“Vivir es adaptarse” – Living means adapting
Bustling city of Lima
The first few weeks passed in a blink of the eye. I became familiar with the project and my tasks and met many people who were to support me on my journey as a volunteer. Lime seemed a totally bustling city to me. It was loud and lively, with lots of traffic, motorbike taxis with built-in subwoofers darting to and fro between cars. People sold their goods, hawking them in loud voices, day and night, at all hours. Communication was a bit difficult at the onset. But I learned over time so I could make myself understood better. I enjoyed the work and the proximity to the sea.
Life with the host family
I lived with a host family in Villa El Salvador, a district of Lima. I was welcomed there like a new daughter. My host family lovingly supported me and was interested in me as a person. Family life was steeped in socio-political discussions. Since my host father is politically active, it was quite helpful for me to discuss complex political events with him. But there was always enough time to fool around with my younger host siblings.

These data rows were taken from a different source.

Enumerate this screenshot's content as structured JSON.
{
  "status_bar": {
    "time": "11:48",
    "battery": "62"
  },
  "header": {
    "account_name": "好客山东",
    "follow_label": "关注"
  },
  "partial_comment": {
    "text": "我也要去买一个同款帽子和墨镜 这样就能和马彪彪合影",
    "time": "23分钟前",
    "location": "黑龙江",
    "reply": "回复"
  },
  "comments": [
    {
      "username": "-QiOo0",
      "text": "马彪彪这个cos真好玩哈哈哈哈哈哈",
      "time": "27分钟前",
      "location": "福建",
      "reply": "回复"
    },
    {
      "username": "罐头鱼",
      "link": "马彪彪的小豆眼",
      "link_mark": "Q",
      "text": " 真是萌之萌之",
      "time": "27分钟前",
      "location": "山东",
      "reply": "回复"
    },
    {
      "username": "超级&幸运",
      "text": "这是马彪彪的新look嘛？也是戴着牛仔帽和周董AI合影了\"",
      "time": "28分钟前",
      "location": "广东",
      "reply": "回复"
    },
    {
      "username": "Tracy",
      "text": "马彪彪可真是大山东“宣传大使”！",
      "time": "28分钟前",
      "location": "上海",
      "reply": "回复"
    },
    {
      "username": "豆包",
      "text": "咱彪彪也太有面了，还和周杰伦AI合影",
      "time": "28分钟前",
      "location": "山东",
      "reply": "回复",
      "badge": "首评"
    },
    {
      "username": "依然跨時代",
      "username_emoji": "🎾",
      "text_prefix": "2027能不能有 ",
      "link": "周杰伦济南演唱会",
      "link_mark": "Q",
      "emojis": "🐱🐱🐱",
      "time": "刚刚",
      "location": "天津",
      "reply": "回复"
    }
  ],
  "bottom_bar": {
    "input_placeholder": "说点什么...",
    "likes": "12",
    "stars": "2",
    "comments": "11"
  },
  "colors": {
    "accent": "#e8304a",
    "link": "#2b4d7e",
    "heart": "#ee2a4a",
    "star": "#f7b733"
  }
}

Creativity and spontaneity are the key to happiness
I worked together with two other volunteers at the school Fe y Alegría (Faith and Joy) No. 17. The school teaches manual skills, such as working with wood and metal, sewing, training as an electrician. The transfer of values such as solidarity, environmental awareness and equality plays a major role as well. My task was to design the after-school work groups: English, German, Debate, Theatre, Choir and School Garden.
My favourite activity was working in the School Garden work group. There I had access to nature. This is something rather difficult in Lima, because Peru’s capital is a huge city with few green spaces. I implemented a project for upcycling plastic bottles. The learning effect was great for me, because I experienced at first hand what it’s like to work with the available resources and had to think of campaigns with the things that existed.
The Christmas performance of the Theatre work group, the joint harvest in the school garden and the concert the Choir group gave were definitely highlights.
During my time in Lima, I became more spontaneous and tried out many new things. I danced Peruvian waltzes, was integrated into the church community, which put me in contact with several families; I cooked and baked a great deal, inspired by the variety of products in the markets and the cooking skills of my host mother.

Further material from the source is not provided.